As Argos proclaims in their debut single (which he confirms was "pretty much" written in the fifteen minutes after the band formed), "it's not irony, it's not rock and roll. We're just talking to the kids." He's quite serious about playing "Top of the Pops," and asserts that since Art Brut has done it in Germany, it counts. (It goes without saying that the competitive British music scene is much harder to come out on top of, and despite Art Brut's success, they've yet to play "Top of the Pops" in the UK.) But he assures me that the songs are all true.

"I'm just trying to be conversational," he explains, referencing both the songs "Move to LA" and "My Little Brother." "It's the truth. I really want to hang out with Morrissey. My brother really made me a tape of bootlegs and B-sides." Which leads to the obvious question: is the band's plaintive love song "Emily Kane" about a real girl?

"Oh yes!" he assures me. In the song, he pines for his teenage girlfriend Emily Kane, and, mixing both an earnestness and cleverness in a way that makes his music so distinctive, he asserts: "I want school kids on buses, singing your name!" because of his song.

"For Radio One, we played a session, and a friend of a friend of a friend found me and gave me her phone number," he explains of the song. "We used to have a game where we'd take celebrity phone numbers from people, and someone's like, 'I've got the best phone number in the world.' 'Who is it?' 'Emily Kane.' It was amazing! I had to phone her and give her a heads-up that I've written a song about you...She's like—bless her—'Is it a mean song...? No, really?'...But she's got a boyfriend and stuff, really too bad...But it's funny, it's true, I really did think I still loved her, and then when I met her, I sort of realized that I loved being fifteen and being in love, I didn't actually love her. Thße band told me all along, 'Shut up. You're wrong. You definitely love this girl. You're gonna marry her, have kids.' And then when I met her...No, just nah. She's lovely, but no."

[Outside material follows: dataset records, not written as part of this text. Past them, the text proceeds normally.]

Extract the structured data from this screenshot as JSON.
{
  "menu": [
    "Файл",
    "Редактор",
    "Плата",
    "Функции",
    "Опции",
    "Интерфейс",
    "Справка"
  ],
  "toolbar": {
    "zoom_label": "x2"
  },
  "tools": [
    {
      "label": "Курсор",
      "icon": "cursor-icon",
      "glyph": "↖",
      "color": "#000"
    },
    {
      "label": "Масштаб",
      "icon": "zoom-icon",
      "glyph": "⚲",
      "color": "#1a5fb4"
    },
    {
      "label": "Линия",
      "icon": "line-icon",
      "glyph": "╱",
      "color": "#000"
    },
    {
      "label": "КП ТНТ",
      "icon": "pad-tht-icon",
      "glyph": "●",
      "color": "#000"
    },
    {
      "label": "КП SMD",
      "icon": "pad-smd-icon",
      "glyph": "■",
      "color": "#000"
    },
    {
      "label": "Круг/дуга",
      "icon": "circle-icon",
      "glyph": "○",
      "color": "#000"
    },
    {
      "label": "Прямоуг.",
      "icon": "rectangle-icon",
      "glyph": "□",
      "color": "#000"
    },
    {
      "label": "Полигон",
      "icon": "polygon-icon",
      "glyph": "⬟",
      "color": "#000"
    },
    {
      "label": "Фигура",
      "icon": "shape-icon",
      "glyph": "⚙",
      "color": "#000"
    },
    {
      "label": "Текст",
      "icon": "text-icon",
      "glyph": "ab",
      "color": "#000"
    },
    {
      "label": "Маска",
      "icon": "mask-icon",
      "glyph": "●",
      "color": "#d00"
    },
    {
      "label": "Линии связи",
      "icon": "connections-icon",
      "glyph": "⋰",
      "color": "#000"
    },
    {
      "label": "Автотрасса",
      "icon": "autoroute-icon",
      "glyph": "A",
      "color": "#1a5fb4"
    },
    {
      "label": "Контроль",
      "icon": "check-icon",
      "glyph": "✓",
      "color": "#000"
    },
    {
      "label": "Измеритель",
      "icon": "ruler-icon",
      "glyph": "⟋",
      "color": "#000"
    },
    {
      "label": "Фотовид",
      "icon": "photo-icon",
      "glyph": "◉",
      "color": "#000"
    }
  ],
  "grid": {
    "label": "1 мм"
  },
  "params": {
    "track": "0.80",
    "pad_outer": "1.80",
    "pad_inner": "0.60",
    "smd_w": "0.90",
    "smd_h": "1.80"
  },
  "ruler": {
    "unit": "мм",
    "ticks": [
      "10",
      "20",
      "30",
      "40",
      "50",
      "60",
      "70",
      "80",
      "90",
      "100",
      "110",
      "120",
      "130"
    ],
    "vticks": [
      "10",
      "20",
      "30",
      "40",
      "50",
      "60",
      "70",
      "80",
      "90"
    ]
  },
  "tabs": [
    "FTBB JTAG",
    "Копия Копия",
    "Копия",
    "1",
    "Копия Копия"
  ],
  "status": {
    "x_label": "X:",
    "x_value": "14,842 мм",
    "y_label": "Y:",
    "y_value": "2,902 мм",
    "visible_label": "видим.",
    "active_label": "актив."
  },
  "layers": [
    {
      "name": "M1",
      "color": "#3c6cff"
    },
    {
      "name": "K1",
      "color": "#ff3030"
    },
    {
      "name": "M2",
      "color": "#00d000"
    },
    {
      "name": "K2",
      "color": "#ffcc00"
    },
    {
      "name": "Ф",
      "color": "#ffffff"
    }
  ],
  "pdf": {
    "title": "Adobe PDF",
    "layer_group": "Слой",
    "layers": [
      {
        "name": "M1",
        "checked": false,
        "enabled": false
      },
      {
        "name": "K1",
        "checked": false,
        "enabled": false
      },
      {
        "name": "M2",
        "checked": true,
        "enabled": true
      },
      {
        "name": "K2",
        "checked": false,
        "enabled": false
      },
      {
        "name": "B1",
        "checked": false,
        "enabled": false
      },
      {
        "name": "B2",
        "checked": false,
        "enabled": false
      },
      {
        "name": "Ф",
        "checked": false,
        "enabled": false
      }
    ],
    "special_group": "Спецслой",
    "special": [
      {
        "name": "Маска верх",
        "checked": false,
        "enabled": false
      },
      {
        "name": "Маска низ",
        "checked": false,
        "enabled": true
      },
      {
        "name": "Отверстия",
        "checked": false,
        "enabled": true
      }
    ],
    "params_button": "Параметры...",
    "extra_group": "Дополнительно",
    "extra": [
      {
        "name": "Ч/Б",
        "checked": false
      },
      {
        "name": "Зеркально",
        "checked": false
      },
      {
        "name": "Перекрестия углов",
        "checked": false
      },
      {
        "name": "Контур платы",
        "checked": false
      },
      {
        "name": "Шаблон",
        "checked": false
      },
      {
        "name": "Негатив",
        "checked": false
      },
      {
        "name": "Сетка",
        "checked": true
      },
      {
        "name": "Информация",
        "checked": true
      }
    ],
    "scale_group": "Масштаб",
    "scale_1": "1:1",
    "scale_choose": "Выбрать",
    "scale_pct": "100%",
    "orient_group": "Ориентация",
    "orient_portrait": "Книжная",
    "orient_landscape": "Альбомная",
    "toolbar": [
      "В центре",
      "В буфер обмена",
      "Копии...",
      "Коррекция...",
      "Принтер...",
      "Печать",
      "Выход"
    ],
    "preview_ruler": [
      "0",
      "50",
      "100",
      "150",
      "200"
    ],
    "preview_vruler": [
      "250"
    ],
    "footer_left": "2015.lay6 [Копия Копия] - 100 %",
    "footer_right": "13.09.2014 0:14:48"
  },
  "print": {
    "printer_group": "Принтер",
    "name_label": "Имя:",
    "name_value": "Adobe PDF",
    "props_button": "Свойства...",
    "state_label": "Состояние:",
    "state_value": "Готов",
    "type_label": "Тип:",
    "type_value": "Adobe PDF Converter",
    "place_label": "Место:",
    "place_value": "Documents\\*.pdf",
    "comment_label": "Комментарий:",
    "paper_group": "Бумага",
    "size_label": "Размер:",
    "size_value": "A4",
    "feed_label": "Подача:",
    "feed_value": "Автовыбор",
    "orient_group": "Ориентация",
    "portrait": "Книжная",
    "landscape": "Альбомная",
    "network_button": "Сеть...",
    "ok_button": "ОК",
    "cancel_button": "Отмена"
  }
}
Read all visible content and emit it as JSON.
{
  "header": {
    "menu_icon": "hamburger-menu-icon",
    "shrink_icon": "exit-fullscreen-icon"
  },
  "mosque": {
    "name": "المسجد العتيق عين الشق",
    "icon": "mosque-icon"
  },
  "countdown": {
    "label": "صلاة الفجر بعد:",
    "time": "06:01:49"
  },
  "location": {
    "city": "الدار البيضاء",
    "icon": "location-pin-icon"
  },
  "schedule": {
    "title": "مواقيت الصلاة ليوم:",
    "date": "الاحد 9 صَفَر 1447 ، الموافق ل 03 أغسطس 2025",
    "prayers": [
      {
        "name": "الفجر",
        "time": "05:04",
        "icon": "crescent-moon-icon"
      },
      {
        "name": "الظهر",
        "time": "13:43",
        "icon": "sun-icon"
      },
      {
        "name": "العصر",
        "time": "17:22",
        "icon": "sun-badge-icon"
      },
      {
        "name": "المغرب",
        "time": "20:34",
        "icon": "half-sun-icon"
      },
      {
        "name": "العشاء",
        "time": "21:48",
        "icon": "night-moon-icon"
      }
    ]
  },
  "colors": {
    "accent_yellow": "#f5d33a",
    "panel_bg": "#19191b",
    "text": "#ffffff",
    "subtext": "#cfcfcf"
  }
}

But, true to his claim that his songs are honest, later during the show, at the point during "Emily Kane" where he recounts down to the second how long it's been since he's seen her, he digresses with a new narrative explaining much the same story he told me earlier.

"I'm quite lucky in that I write the words and I can say whatever I like in the songs," he tells me. "It's nice, actually, being in foreign countries and people knowing all about Emily Kane or ask about my brother."

On stage later that night, Argos & Co. explode. The band's tightness in performance belies their scant year and a half together. Clutching the mic and a coil of cable in one hand, Argos is all over the place, while guitarist Jasper Future, in sexy tight pants, plays rock God to Argos' left. Argos, whose vocal parts are less lyrics than spoken word pieces, frequently digresses from the album version of songs to add or correct or simply entertainment. Halfway through the band's encore, in the midst of "Bad Weekend" (which features the memorable chant, "Popular culture no longer applies to me"), the band descends into a long, slow freeform jam backing up Argos, as he leads that audience through a chant of "Art Brut, Top of the Pops!" and later, in an attempt to connect to Seattle's music heritage, "Gruge! Top of the Pops!" The fact that grunge is long dead mattered little--Art Brut's music is a mixture of rebellion and homage. They would occasionally cut into other tunes--a riff from Metallica, the drum beat of "My Sharona." For all his carping, Argos is as much a rock music lover as a hater, he just happens to have a good sense of humor. On a series of acoustic in-studio tracks the band did for French radio, he adapted a line, one of the most famous, from "Formed a Band": "Every day we're getting more and more rock and roll, and this is still my singing voice." He's the devilish child poking fun and the pretension of British rock in the post-Radiohead era, while maintaining a refreshing intellectual honesty and artistic seriousness that other jokers—like Tenacious D—simply cannot.

So keep your eye out--the American cut of Bang Bang Rock and Roll features three new tracks not on the British version (which is available online) and watch for Art Brut to return. They're not to be missed.